In Bilbao, however, no one cares: not your landlord, not the bartender, and not the security guard at the metro. It’s up to me to figure everything out on my own. My landlord didn’t care that I didn’t have Internet or adequate kitchen ware or a smokey apartment-so much that I couldn’t see down the hall. The bartender/server at the restaurant didn’t care that they didn’t have vegetarian food or even a menu. And the security guard didn’t care when I couldn’t figure out where to go or how to pay.

One of the first things I noticed in Spain was their lack of free wifi anywhere and everywhere. How was I to check my Facebook, text, Tweet, check in on FourSquare, or find a restaurant on Urban Spoon? It frightened me. Peter F. Drucker wrote in “The Essential Drucker” about an old riddle: Is there a sound in the forest if a tree crashes down and no one is around to hear it? Is there actually food around my apartment if there is no Internet to Google it? It’s up to me to go find it, but how do I do that without Maps on my iPhone?
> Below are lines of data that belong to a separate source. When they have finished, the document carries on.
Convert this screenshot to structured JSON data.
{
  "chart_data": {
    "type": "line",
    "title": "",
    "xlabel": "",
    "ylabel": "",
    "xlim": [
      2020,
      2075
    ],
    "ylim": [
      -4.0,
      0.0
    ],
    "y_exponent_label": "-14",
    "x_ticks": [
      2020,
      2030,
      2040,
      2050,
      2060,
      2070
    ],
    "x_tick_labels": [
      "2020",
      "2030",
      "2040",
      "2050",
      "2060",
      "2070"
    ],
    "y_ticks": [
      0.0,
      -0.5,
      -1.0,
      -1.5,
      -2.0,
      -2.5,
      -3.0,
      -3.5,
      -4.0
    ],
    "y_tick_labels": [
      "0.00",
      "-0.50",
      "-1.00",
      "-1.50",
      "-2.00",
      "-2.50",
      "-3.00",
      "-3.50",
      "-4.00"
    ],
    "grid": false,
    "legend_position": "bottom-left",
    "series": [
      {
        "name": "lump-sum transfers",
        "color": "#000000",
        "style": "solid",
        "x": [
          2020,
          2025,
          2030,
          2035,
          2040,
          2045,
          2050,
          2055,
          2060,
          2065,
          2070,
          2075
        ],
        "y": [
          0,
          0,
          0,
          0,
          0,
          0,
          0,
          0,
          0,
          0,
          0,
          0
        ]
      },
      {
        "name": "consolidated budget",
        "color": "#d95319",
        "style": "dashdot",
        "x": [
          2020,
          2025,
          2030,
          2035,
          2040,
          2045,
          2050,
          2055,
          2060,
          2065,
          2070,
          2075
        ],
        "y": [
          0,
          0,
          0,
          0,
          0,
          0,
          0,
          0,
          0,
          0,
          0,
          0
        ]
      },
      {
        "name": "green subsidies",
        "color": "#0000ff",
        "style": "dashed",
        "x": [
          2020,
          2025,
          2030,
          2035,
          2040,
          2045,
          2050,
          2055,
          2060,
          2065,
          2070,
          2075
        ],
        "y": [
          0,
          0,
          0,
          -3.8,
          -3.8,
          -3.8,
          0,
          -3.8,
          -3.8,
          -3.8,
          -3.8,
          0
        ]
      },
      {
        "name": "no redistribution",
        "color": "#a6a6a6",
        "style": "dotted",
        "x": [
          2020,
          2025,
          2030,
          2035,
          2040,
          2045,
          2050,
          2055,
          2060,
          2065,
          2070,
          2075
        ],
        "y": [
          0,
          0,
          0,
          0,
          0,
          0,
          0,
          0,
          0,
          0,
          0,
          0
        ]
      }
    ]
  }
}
They say you learn so much about yourself when you study abroad-and that is so very true. It has only been a week and I have learned that someone has held my hand since I was born, I have learned that I’m broke, and I have learned that I take so much for granted back home.

Without anyone’s help, I wouldn’t be here in Spain today. But I’m learning by myself now so I can get by without their help tomorrow. I didn’t come here to experience American culture. I need to learn to appreciate the world’s culture-even if I come home with a black lung and no money. In the end, it will all be worth it.